The patient in the present article initially underwent craniotomy and resection of the brain abscess. After the cyst was opened and the pus was evacuated, a specimen was sent for pathology to determine the causative organism. Antifungal treatment was immediately initiated empirically to decrease the morbidity and mortality rates. Antifungal therapy was readjusted after the histopathological confirmation of the diagnosis.

It is estimated that the mortality rate varies between 30% and 97% depending on the time of diagnosis and progression of the lesion. However, survival is related to earlier diagnosis and application of multidisciplinary treatment approaches involving aggressive surgical debridement and antifungal therapy [1, 2, 6].

4. Conclusion

Rhino-orbital-cerebral mucormycosis is a fulminant fungal infection commonly present in patients with uncontrolled diabetes. Early diagnosis with neuroradiological and histopathological evaluation is required to identify patients at risk of mucormycosis.
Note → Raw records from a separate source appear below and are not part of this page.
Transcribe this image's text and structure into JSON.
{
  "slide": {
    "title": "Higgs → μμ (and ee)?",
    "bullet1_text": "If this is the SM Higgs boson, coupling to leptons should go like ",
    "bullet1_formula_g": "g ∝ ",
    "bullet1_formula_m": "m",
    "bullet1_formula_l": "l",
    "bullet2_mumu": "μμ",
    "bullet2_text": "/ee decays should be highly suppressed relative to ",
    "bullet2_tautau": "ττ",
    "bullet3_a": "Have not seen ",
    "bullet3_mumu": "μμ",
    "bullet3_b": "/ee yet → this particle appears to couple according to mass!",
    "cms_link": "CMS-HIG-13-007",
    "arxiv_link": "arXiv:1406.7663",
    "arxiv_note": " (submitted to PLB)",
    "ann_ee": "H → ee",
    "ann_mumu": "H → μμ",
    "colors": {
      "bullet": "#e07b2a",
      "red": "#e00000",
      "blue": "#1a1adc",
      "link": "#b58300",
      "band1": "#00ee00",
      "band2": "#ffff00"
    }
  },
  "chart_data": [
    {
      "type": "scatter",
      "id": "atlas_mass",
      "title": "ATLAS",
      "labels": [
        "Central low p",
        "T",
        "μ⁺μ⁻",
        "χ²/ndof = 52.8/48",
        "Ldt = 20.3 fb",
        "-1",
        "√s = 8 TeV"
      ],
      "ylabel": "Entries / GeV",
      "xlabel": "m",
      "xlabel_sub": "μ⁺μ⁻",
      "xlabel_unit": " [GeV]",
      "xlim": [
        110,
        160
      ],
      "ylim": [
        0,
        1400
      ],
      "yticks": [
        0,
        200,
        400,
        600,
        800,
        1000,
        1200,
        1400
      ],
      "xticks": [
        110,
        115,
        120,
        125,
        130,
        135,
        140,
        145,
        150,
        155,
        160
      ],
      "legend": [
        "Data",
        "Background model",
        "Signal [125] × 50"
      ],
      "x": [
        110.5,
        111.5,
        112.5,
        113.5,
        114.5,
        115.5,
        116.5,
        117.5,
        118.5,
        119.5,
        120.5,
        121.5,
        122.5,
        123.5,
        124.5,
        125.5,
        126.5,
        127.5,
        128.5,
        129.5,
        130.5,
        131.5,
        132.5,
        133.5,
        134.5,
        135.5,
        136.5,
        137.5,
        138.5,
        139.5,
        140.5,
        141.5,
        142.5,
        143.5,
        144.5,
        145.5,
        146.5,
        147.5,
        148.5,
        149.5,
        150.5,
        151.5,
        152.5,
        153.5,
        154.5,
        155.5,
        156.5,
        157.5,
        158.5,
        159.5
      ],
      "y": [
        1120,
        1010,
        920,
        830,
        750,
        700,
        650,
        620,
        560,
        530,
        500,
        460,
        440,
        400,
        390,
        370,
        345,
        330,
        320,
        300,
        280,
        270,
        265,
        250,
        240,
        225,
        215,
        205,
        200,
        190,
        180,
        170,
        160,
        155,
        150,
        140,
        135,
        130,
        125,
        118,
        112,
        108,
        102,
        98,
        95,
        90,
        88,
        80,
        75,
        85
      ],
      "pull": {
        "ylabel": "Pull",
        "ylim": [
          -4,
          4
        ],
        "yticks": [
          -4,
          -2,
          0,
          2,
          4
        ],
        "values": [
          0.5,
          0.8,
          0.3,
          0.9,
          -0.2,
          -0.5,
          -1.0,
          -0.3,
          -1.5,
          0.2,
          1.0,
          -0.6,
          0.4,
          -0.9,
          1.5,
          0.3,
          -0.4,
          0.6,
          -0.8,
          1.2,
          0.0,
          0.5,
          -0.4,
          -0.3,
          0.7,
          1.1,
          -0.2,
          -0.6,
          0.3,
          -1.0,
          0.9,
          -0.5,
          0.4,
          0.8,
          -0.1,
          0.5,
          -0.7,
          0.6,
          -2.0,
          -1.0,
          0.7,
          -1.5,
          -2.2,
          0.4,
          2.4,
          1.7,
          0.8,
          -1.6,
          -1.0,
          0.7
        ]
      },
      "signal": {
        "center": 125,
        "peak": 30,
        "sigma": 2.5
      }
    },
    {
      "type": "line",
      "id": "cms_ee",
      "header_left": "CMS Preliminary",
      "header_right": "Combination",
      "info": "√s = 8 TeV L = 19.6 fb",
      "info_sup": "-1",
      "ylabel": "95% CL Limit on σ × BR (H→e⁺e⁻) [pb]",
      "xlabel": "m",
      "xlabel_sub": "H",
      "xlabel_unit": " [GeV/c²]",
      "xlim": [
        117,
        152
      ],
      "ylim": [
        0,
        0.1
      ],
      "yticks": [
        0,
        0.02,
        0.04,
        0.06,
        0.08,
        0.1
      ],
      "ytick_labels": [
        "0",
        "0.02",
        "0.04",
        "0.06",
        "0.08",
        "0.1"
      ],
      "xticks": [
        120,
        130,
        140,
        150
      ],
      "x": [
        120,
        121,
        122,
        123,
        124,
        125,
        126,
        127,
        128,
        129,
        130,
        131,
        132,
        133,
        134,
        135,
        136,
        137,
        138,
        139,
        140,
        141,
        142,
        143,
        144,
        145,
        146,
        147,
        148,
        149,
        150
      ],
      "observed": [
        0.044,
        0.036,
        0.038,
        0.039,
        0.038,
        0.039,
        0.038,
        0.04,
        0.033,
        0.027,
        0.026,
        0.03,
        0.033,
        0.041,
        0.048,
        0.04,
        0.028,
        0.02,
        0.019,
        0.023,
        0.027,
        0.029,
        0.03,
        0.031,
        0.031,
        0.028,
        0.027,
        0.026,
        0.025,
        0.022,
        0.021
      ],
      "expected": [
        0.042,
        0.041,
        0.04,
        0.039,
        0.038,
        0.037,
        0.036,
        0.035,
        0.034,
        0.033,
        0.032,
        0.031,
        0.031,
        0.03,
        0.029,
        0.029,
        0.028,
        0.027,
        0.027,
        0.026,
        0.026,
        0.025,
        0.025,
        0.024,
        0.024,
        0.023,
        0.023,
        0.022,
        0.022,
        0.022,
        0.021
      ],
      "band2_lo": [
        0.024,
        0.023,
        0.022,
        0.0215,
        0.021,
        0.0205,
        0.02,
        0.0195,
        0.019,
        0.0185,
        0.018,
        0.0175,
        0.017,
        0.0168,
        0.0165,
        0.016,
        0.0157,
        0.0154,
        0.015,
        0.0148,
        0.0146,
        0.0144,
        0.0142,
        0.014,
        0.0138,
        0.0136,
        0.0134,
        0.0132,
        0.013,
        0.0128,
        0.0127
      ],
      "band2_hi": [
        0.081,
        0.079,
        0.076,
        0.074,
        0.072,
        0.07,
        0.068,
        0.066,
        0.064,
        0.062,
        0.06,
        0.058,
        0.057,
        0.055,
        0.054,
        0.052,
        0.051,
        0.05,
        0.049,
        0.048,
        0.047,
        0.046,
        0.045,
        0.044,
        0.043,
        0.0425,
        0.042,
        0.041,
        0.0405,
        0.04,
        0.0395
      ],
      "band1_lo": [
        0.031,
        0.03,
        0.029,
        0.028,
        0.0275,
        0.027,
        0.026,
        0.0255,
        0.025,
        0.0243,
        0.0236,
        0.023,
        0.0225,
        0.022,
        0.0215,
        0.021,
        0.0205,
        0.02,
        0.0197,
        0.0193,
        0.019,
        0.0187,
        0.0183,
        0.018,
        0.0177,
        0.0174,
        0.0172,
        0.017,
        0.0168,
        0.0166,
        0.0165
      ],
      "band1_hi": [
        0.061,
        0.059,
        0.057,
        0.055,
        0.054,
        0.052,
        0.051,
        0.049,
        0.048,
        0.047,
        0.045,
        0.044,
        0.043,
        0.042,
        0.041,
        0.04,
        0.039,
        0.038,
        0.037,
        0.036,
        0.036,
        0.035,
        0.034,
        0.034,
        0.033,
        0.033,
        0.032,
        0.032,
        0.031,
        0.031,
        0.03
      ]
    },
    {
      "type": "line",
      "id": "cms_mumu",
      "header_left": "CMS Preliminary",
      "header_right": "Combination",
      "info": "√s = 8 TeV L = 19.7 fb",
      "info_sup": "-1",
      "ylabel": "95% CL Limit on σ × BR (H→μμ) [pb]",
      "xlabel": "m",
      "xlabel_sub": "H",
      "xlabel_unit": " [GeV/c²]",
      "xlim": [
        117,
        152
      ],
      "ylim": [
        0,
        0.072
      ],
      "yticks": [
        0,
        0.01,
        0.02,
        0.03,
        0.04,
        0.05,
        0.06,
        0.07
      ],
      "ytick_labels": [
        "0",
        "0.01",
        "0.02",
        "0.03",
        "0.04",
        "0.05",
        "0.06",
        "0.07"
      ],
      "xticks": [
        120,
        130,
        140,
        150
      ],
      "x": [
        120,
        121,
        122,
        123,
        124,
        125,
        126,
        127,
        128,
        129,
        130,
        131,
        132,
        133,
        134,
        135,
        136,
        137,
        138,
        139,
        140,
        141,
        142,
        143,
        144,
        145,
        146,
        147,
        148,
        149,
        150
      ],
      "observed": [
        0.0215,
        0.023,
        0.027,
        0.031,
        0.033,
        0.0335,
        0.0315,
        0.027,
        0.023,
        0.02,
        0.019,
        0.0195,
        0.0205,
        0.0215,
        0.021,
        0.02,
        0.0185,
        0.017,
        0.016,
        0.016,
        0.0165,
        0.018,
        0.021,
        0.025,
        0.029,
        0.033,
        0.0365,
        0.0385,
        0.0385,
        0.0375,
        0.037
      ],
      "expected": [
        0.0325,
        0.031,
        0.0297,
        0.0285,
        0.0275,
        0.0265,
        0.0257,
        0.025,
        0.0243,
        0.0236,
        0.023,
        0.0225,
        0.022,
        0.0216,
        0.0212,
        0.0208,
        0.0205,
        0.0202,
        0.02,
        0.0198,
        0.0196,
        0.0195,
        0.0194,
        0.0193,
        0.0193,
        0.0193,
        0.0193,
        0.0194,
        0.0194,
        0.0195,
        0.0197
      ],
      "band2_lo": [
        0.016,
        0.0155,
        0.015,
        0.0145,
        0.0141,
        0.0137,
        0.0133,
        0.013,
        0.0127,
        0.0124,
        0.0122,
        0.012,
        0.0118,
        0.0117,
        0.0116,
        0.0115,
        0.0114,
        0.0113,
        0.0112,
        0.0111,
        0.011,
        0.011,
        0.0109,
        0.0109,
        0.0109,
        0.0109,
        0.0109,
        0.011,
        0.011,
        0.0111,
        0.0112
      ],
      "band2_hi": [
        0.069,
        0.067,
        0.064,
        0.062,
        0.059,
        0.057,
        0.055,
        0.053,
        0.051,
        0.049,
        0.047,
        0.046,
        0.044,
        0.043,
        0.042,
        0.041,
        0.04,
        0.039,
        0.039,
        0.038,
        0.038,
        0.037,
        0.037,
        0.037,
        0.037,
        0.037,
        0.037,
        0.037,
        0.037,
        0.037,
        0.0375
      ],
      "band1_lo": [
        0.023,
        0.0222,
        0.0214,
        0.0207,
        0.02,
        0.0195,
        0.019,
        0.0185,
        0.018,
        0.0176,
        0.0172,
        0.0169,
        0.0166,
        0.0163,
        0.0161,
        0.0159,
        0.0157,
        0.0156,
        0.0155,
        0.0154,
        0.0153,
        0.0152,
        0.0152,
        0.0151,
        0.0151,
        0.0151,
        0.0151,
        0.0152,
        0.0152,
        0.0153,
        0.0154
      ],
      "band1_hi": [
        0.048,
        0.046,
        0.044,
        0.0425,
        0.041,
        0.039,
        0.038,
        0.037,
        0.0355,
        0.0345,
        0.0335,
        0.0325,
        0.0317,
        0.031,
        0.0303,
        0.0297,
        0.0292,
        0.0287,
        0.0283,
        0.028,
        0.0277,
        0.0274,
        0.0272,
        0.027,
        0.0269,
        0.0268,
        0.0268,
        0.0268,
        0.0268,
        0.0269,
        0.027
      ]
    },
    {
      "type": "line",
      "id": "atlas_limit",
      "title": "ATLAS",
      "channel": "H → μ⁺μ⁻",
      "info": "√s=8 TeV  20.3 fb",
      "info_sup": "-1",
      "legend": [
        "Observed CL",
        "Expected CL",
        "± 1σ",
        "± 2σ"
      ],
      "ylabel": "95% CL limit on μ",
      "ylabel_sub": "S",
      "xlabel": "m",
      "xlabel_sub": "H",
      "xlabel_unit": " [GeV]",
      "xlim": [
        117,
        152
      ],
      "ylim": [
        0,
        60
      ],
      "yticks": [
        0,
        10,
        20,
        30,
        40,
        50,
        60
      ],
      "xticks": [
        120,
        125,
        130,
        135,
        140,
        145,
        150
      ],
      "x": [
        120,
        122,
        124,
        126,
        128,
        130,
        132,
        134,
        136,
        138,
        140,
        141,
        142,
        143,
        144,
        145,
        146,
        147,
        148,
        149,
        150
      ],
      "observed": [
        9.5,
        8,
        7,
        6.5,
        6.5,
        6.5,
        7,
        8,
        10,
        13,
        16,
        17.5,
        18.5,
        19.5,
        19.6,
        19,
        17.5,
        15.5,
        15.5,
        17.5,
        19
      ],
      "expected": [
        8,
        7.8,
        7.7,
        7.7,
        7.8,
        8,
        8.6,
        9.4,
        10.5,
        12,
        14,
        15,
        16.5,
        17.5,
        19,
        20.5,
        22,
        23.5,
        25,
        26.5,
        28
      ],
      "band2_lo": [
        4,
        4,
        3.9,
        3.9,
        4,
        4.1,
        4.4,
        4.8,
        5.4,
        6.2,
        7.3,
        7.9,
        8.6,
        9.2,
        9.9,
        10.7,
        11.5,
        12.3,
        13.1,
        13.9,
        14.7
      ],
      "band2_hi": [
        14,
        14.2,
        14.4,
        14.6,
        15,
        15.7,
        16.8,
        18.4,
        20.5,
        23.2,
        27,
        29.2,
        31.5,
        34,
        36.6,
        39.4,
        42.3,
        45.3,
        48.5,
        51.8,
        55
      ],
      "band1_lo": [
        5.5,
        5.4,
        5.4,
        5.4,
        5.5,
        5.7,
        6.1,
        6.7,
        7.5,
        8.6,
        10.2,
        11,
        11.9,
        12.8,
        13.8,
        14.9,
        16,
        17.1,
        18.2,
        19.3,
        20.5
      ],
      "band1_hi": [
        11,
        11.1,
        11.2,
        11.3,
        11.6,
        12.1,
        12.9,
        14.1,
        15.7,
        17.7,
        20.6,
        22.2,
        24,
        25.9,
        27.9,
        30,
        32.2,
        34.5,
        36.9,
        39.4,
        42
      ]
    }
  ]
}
Recent technologies including the development of new approaches of nuclear medicine to detect the interactions between living cells, radiotracers, and contrast media can be of value to early and accurate diagnosis. Prompt surgical debridement, along with targeted antifungal therapy, is the optimal combination of choice for the management of such condition to halt the invasive progression of the disease.

Conflicts of Interest

The authors declare that they have no conflicts of interest.